Louisville Waterfront Park. Louisville, Kentucky
There is good reason why Louisville Waterfront Park’s two playgrounds —the Children’s Play Area and Adventure Playground — have drawn enthusiastic attention from designers, including Site Design Group’s Hana Ishikawa. On the site of a former river-crossing for “migrating buffalo seeking the salt-licks and nutritious cane of the Kentucky region during the winter,” the wharf site on the banks of the Ohio River has survived war, railroad expansion, and near abandonment to become a beloved community gathering place and front door to Kentucky. The Adventure Playground/Waterplay Area, completed in 2004, includes large steamboat and bridge play structures, spray misters, water cannons, and a climbing pyramid that offers lovely views of the river and surrounding park.

 

Golden Gardens playground, photo credit HBB

Golden Gardens playground. Seattle, Washington
Seattle has no shortage of fabulous parks and playgrounds for children, many of them inspired by the natural surroundings and offering lovely views of Puget Sound and the Olympics. One that emerges on several parenting magazine’s best-of lists is the ultra-modern Golden Gardens playground by the landscape architecture firm HBB. Located in the city of Ballard, the playground looks onto a beach and marina beside the Puget Sound, providing what one smitten parent calls “an incomparable view on a sunny Seattle day.” With three separate play structures and two separate swing sets, there is plenty for kids of all ages to choose from. A pirate ship climbing structure features a double slide and is geared to the younger crowd, while a giant webbed dome is designed for older kids. While there, you can make a day of it and visit two wetlands, stroll the rugged coastline, and play in the sand of a restored beach.

Slide Hill at Governor’s Island, photo credit Trust for Governor’s Island

Governor’s Island, New York Harbor
At least two things are made better by hills: waterfront views and slides. Governor’s Island in New York manages both in ten acres of parkland accessible by ferry from the Battery Maritime Building in Lower Manhattan and Pier 6 in Brooklyn Bridge Park. Made of savaged debris, clean fill, and lightweight pumice stone, the park’s four hills offer breathtaking views of the New York skyline, including the Statue of Liberty, while thrilling children with long, curving metal slides built into the constructed landscape. Stone steps made of granite from the island’s former seawall bordered by ornamental grasses and crisscrossing timber beams create fun, physically challenging natural routes to the top of the hills. If you visit the isle, be sure to check out educational programming hosted by the National Park Service at the island’s two historic forts and a new Kickstarter-funded adventure playground comprising loose junk (wooden planks, old tires, broken treadmills and strollers) and tools (saws, hammers, and nails ) and supervised by play workers.
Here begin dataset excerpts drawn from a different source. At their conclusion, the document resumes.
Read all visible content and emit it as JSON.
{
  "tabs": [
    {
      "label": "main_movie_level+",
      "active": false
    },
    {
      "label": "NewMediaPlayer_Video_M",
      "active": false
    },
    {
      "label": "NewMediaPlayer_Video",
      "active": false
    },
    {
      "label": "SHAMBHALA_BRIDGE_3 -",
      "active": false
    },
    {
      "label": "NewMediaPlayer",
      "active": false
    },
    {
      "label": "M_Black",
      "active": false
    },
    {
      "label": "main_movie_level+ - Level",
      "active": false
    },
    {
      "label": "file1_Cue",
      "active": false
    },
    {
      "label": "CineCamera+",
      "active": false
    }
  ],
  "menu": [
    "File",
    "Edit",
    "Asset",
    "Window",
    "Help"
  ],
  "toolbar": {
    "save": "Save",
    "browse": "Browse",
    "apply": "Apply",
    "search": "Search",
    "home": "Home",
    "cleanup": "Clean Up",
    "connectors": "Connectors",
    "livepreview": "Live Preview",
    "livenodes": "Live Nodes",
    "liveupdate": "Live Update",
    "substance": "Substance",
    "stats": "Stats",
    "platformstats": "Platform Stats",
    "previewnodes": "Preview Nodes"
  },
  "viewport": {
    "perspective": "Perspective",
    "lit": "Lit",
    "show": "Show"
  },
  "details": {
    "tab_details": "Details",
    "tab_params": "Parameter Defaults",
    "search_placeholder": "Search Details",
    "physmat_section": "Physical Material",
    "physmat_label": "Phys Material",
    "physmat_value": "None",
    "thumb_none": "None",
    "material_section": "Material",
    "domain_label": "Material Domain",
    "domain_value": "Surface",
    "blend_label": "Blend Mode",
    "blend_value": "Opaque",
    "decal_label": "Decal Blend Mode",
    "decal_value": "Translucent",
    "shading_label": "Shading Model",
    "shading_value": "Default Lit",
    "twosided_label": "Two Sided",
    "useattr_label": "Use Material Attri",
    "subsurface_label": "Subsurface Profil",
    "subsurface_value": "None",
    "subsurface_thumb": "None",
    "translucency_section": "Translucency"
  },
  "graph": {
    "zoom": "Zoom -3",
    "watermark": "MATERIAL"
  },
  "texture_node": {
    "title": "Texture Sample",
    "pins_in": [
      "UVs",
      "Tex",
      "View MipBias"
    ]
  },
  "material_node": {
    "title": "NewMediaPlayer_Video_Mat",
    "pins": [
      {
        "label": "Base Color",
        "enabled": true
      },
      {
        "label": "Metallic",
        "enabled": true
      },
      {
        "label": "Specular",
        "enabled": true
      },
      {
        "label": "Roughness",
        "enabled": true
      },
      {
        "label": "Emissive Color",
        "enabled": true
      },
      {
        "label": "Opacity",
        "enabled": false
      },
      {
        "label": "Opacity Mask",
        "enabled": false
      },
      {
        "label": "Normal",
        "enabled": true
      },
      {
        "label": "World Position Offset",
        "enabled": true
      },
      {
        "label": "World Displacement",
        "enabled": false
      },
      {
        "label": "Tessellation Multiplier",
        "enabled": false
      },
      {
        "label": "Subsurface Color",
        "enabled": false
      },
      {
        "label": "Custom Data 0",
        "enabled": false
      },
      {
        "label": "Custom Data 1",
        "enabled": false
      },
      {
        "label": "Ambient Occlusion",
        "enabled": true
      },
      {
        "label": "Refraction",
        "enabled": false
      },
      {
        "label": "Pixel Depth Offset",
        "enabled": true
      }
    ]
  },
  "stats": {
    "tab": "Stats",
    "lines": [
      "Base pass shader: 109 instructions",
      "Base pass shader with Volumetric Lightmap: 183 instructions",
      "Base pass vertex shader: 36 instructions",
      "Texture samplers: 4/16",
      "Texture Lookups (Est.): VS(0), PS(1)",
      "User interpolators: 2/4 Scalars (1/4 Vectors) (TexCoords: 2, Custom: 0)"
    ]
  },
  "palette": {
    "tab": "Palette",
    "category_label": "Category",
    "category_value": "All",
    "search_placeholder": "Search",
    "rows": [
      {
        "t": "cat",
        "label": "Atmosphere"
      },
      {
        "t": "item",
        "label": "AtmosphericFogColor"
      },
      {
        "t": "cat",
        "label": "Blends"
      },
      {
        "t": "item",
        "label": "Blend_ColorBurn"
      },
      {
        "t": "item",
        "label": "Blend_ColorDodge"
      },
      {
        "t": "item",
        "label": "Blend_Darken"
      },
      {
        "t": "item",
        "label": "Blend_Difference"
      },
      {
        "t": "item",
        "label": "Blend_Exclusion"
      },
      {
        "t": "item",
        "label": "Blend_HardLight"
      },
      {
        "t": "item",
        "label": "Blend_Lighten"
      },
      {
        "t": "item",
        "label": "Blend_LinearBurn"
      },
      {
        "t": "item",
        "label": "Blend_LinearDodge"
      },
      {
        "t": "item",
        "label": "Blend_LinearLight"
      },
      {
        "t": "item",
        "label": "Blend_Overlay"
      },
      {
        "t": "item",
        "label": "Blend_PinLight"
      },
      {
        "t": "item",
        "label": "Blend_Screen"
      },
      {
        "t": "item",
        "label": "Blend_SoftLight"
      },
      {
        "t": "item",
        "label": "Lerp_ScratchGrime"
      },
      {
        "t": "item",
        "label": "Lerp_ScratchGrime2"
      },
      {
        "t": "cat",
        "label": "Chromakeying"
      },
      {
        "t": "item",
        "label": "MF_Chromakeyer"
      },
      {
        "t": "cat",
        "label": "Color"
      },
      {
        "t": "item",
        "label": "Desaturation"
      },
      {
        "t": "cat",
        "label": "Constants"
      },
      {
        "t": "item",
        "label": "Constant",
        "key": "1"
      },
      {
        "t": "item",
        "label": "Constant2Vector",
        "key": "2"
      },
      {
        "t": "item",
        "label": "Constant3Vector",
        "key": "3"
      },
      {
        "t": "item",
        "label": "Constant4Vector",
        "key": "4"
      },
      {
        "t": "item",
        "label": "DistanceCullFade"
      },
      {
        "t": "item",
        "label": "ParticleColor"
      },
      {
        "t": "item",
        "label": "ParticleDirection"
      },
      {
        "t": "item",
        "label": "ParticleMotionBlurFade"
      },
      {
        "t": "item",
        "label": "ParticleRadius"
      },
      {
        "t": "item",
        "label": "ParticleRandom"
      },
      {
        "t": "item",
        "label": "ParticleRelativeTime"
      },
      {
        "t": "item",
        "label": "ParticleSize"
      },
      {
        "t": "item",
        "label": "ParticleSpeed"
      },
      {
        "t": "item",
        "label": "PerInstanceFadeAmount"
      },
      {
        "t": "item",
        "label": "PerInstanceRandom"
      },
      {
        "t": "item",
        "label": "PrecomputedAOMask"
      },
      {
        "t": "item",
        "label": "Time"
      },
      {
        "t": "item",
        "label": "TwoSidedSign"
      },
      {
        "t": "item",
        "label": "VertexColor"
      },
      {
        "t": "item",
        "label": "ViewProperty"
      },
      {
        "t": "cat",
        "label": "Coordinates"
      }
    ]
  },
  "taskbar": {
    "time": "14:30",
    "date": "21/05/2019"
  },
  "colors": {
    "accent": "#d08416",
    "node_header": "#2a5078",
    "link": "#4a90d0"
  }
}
San Diego Waterfront – Pearls designed by Carve

Waterfront Park children’s playground, San Diego
In its nomination for an Orchid award, The San Diego Architectural Foundation praised San Diego’s new Waterfront Park as a huge step in the County’s plan to activate its waterfront and increase public spaces. In place of 8 acres of parking lots is a 12-acre park complete with an 830-foot-long recirculating fountain and wading pool, grassy hills with views of the bay and downtown skyline, and an architecturally graceful children’s playground designed by Schmidt Design Group. The blue and grey rubber-surfaced playground includes climbable white “pearls” strung together by tubular steel, a popular spinner, large climbing mounds created with lightweight polypropylene foam, and dedicated spaces for public art. On the north side of the County Administration building lie a series of contemplative gardens that celebrate the diversity of drought-tolerant plant species that thrive in the region, including camphor trees, magnolias, queen palms, and jacarandas, and Senegal palms. All in all, a remarkable achievement.